To facilitate the public to get on the train, the policy address proposes to relax the ceiling on mortgage insurance
It is in response to the fact that there is no more than $4 million in the market. However, the higher mortgage rate makes property more vulnerable to assets, and the economy of Hong Kong is also falling. It must be done with strength.
The Hong Kong Government has relaxed the upper limit of mortgage insurance. Second-hand sales have immediately closed up and reversed prices. Property agents have also greatly sung the property market. Therefore, it is the new measure that will allow first-time home buyers to apply for a maximum price limit of 90% on mortgage loans, from $4 million to $8 million. The maximum price limit for applications for 80% mortgages will be raised from $6 million to $10 million. In the latter case, the latter may include mortgages for self-use buildings, and the industry estimates that potential passengers may increase in multiples. In addition, the new policy allows those who do not meet the stress test to apply, and the premium is increased.
4 million buildings are extinct, measures respond to reality
There has been a call for the relaxation of the mortgage ceiling in the community. As the property prices continue to rise, the units below $4 million that can apply for a 90% mortgage are almost extinct. In recent months, the price of the property has dropped slightly, which has led to a slight increase in such units. Those who wish to get on the bus less can still only hope to sigh.

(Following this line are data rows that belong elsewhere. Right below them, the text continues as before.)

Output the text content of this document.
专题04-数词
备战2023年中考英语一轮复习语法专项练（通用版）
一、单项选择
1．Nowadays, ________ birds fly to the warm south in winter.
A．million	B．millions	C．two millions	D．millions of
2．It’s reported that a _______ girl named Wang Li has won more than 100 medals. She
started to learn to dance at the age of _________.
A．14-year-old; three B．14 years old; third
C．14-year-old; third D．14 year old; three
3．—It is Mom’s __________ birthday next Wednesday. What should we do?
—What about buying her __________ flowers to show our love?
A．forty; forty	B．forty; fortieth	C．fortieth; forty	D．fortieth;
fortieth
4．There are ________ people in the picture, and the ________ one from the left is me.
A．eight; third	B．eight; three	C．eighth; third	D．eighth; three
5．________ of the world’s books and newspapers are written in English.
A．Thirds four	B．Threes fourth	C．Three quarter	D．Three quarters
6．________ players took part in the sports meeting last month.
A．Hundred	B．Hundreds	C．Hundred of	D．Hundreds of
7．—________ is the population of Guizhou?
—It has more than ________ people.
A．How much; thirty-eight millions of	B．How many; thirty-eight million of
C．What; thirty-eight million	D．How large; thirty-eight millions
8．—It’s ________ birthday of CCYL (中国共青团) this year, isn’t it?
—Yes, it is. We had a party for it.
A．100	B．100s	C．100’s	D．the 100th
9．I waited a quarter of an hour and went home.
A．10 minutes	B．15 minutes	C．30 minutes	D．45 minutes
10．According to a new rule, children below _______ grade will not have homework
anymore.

However, if the bank’s mortgage loan ceiling is relaxed in one fell swoop, it may shake the bank loan quality and increase the potential risk of the financial system. The Hong Kong Government only relaxes the mortgage insurance ceiling. It can be said that it responds to the reality and considers the risk factors of the banking system.
The door-to-door threshold is greatly reduced. For example, the first phase of a 5 million-yuan residential building will be reduced from 1 million yuan to 500,000 yuan. It is inevitable that people who want to get on the train will think about it. However, before entering the market, it is necessary to understand that the pressures and risks of the three aspects have also risen. First, monthly contributions have risen. As the first phase is reduced, the borrowing is increased, and the monthly contribution burden is rising. The property price is 5 million yuan, the interest rate is 2.37 percent, and the 30-year repayment period. The monthly contribution before the relaxation is 15,536 yuan. After the relaxation, it is 17,478 yuan, more than 2,000 yuan a month.
Second, the risk of negative assets rises. In the 80% mortgage before the relaxation, the property price fell by 20%, and the property became a negative asset. Under the 90% mortgage, the property price fell by 10%, and it became a negative asset. Take the fine unit below 400 baht as an example. In the short period of 4 months from August to December last year, property prices fell by 9.6%. Of course, if the small owner can continue to contribute, the negative assets are only the book figures.
3 aspects of risk increase before entering the market
Thirdly, in the global economic slowdown, especially when the Mainland’s economic growth has not yet bottomed out, and the violent storm of Hong Kong’s anti-reforms, the Hong Kong economy is in recession and the unemployment rate is likely to rise, causing property prices to adjust. The wage earners are not without threats.
Whether the Hong Kong Government’s relaxation of the mortgage insurance ceiling will reignite the property market’s upward trend will still have to be observed. However, the decline in the threshold of the vehicle will undoubtedly accompany the rise in financial risks. The small public must understand the risks and assess their financial and risk tolerance before deciding whether to enter the market.